5/10
Taking on the rhythm of the river Hudson.
29 January 2016
Warning: Spoilers
Having issues finding a lyricist to write the words to his longs, composer Bing Crosby goes incognito. A series of troublesome encounters with lyricist Mary Martin ends up with them being partners with Martin unaware of his real identity. Martin, serious about her career, must take on a job as a nightclub singer, while Crosby returns to his country home to fix up an old riverboat, docked for years.

Martin's singing gives hope and question to the ironic fact that she never scored in movies, given four years to try and make it at Paramount before giving up and returning to Broadway where she had greater luck. Crosby is his easy going self as usual, dropping deadpan lines like a dog with a bone after realizing that nothing else remained to gnaw on.
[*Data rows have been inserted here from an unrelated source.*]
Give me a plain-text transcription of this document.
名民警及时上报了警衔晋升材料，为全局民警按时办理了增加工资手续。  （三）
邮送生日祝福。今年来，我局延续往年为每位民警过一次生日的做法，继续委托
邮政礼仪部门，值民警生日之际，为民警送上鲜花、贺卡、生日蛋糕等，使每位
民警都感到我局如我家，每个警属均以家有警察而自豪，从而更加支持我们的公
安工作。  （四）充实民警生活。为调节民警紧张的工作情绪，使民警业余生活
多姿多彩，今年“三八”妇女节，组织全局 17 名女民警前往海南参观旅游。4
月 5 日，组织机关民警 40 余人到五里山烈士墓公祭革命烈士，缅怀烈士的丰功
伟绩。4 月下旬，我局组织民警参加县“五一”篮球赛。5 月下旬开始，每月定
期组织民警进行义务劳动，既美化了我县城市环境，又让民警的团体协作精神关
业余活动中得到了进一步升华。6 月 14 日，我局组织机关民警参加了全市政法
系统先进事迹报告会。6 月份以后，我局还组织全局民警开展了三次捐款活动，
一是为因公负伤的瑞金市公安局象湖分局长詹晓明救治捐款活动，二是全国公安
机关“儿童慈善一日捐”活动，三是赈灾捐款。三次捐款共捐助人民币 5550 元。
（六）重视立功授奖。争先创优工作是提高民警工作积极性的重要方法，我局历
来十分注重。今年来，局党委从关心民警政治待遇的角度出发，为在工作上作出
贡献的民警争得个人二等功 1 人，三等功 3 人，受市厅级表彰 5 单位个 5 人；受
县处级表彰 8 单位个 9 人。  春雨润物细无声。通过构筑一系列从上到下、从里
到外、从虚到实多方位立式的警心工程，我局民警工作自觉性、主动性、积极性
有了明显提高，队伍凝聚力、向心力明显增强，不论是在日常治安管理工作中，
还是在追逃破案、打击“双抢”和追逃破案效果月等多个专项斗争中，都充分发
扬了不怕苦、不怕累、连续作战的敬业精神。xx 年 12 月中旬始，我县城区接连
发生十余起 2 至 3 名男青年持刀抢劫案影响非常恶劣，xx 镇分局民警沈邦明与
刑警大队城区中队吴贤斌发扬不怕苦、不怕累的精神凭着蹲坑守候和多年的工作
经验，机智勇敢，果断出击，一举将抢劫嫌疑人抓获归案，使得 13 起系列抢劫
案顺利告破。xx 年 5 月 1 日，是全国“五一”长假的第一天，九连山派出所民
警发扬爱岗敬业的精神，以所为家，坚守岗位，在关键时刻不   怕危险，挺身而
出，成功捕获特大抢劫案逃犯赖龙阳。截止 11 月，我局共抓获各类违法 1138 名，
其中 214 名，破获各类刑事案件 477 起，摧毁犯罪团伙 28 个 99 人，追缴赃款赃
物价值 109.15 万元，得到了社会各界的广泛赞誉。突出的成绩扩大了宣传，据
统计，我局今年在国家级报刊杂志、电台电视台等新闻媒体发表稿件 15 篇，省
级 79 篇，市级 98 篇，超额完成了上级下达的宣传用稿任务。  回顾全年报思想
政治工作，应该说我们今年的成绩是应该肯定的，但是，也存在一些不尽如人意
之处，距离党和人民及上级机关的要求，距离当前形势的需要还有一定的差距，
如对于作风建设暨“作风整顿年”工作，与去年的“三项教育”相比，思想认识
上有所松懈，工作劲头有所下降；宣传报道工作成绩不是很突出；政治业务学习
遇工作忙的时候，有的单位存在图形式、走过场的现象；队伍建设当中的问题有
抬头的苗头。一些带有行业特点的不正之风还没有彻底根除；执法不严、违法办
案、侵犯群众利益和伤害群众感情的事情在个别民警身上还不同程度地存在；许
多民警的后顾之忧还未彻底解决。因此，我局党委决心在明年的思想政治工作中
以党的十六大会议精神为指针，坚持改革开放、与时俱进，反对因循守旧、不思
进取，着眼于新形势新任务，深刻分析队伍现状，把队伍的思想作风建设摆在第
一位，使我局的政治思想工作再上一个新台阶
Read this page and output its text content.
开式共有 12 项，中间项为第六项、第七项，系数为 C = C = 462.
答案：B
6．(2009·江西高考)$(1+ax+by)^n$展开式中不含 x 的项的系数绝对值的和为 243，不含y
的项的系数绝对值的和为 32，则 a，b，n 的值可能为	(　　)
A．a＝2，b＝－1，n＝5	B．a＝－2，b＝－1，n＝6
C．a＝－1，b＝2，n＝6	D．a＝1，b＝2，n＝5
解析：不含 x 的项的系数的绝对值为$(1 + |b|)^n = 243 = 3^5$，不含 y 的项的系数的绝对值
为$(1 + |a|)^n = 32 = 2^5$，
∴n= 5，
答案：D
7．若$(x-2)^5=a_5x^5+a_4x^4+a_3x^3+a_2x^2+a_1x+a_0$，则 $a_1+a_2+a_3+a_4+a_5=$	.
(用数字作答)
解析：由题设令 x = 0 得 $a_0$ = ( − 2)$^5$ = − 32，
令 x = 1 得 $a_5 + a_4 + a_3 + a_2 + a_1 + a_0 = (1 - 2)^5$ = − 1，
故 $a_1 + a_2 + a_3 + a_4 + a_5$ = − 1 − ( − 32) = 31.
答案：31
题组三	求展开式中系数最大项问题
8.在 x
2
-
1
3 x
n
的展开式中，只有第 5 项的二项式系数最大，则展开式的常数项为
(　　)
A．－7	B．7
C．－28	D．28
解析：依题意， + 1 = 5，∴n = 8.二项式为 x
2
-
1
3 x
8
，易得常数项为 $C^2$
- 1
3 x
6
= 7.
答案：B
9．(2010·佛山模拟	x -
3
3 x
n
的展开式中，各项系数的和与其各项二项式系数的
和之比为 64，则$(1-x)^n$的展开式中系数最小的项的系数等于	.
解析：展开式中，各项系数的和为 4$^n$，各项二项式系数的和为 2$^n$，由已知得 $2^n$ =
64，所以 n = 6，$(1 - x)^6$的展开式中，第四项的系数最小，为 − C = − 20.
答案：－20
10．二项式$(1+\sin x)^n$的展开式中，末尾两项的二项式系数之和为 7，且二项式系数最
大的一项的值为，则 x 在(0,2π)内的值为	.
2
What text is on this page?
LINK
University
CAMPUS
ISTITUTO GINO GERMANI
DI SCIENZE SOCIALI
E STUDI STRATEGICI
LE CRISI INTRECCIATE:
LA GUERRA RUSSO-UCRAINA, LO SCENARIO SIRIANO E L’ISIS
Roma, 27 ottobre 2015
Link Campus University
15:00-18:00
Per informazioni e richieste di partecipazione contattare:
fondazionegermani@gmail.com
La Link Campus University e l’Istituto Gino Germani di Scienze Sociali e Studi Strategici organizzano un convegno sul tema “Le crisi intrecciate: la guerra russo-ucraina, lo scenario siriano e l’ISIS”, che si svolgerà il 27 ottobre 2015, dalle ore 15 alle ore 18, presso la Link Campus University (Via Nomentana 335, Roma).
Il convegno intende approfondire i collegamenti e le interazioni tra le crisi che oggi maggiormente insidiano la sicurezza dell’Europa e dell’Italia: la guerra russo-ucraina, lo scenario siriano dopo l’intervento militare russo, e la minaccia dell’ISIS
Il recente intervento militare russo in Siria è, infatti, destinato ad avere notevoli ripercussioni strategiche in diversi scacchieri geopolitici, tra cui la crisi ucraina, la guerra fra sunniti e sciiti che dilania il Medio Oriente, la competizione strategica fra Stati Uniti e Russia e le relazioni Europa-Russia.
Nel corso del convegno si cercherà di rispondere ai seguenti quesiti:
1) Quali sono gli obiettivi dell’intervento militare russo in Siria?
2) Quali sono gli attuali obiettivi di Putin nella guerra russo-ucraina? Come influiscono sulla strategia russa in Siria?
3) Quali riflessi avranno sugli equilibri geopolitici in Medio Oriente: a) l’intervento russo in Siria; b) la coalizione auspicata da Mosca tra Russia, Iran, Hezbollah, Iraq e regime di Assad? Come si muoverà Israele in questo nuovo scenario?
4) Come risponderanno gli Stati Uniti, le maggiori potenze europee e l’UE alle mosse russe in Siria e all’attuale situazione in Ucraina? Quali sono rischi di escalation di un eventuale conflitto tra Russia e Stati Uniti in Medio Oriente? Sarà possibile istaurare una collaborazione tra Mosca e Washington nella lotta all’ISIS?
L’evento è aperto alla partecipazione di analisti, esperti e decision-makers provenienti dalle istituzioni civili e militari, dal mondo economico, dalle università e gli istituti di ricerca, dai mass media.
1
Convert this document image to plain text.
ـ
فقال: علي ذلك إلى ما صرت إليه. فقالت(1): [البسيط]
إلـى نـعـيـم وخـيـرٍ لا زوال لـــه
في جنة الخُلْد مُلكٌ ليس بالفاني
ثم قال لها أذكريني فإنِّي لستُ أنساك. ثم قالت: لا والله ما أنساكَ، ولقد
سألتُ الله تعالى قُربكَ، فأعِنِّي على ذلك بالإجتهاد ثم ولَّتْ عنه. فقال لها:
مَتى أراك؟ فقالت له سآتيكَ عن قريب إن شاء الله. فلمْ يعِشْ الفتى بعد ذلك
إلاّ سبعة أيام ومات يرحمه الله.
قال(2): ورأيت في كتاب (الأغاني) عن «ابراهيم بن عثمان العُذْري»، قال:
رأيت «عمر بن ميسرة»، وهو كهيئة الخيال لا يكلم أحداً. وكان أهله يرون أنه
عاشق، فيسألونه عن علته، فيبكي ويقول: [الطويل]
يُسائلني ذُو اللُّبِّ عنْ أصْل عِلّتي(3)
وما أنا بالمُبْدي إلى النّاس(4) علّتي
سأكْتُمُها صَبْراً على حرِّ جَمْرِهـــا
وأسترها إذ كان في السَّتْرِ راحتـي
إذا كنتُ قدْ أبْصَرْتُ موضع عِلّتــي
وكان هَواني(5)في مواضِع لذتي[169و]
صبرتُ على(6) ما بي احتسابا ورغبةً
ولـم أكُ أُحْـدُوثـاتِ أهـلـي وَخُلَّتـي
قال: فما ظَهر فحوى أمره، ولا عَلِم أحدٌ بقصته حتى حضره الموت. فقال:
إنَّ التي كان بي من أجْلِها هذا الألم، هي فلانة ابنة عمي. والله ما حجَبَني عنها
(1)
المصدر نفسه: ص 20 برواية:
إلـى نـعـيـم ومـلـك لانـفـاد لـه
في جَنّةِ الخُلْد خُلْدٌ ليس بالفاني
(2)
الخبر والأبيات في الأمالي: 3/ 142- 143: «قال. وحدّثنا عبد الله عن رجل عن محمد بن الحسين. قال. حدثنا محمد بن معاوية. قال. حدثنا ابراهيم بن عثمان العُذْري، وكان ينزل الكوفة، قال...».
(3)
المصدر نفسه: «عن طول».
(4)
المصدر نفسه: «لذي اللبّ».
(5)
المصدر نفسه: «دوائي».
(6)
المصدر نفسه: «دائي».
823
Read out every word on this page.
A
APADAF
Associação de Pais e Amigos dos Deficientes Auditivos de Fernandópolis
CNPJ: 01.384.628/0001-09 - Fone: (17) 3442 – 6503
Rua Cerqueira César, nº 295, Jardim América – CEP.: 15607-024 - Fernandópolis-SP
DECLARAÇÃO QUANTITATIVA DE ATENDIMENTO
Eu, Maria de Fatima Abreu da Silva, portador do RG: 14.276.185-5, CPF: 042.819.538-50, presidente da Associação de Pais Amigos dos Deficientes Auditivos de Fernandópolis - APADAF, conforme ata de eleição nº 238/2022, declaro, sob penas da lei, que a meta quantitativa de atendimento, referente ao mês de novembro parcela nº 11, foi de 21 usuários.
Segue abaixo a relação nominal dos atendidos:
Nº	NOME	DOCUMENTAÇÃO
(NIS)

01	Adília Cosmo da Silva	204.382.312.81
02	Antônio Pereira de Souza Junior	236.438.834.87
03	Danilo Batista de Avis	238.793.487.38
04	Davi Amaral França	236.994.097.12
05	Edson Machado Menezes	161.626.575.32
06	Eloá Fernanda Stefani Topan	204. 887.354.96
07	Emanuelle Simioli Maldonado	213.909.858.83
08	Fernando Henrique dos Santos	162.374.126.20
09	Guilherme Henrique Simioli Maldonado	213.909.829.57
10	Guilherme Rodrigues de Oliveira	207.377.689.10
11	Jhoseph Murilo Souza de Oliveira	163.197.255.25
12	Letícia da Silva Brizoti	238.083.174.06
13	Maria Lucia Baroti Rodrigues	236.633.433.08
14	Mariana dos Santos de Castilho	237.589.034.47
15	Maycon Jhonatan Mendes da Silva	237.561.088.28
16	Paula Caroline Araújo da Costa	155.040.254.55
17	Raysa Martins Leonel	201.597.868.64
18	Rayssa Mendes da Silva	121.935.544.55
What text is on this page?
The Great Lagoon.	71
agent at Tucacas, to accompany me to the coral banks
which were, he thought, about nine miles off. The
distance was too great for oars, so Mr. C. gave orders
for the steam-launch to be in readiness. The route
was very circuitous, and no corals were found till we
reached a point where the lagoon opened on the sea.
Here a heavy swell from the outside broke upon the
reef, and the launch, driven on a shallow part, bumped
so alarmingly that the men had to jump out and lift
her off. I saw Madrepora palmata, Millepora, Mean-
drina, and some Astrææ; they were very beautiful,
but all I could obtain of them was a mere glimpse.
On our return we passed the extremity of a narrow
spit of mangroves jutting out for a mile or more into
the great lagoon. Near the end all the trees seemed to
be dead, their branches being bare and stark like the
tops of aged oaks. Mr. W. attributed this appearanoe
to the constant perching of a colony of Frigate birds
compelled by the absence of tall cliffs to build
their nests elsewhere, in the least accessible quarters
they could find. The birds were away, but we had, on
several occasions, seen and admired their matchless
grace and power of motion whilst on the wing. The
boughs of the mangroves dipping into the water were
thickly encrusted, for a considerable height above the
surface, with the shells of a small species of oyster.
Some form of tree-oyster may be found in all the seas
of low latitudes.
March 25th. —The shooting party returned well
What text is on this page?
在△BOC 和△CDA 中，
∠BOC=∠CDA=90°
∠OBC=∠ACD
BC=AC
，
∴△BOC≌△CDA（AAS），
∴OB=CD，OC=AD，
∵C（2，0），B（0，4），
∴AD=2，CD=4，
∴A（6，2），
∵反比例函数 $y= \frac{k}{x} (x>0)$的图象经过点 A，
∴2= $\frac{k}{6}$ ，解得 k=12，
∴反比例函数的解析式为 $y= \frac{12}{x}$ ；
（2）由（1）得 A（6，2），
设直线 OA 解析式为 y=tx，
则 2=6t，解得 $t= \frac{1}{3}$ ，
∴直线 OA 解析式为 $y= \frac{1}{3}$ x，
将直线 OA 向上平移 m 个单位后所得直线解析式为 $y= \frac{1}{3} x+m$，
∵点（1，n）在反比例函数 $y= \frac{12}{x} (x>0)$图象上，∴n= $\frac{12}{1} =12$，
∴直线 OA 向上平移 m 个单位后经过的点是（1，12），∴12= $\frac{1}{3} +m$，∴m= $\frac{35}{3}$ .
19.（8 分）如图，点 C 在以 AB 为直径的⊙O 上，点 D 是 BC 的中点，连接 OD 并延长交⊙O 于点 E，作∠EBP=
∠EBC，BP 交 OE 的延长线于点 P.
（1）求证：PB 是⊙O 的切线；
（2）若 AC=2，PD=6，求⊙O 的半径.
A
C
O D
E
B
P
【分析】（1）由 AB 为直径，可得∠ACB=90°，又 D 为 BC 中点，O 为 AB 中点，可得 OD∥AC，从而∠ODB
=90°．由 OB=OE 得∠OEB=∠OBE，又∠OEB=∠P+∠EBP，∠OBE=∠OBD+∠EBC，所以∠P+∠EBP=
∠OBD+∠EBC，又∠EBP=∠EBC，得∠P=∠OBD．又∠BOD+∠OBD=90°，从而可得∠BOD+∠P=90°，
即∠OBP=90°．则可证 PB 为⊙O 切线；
Character actors such as sardonic Oscar Levant, earthy Charlie Grapewin, sour Charles Lane and grouchy William Frawley add greatly to the light hearted atmosphere, while Basil Rathbone is less of a villain than normal as the man whom Crosby has been ghost writing songs for. The music is pleasant yet unmemorable, but when Martin sings, she puts all the oomph she can into them, making me wonder how audience members must have gone ballistic when she sang "My Heart Belongs to Daddy". Not holding up as well as other 40's musicals, it's still pleasant if standard fare.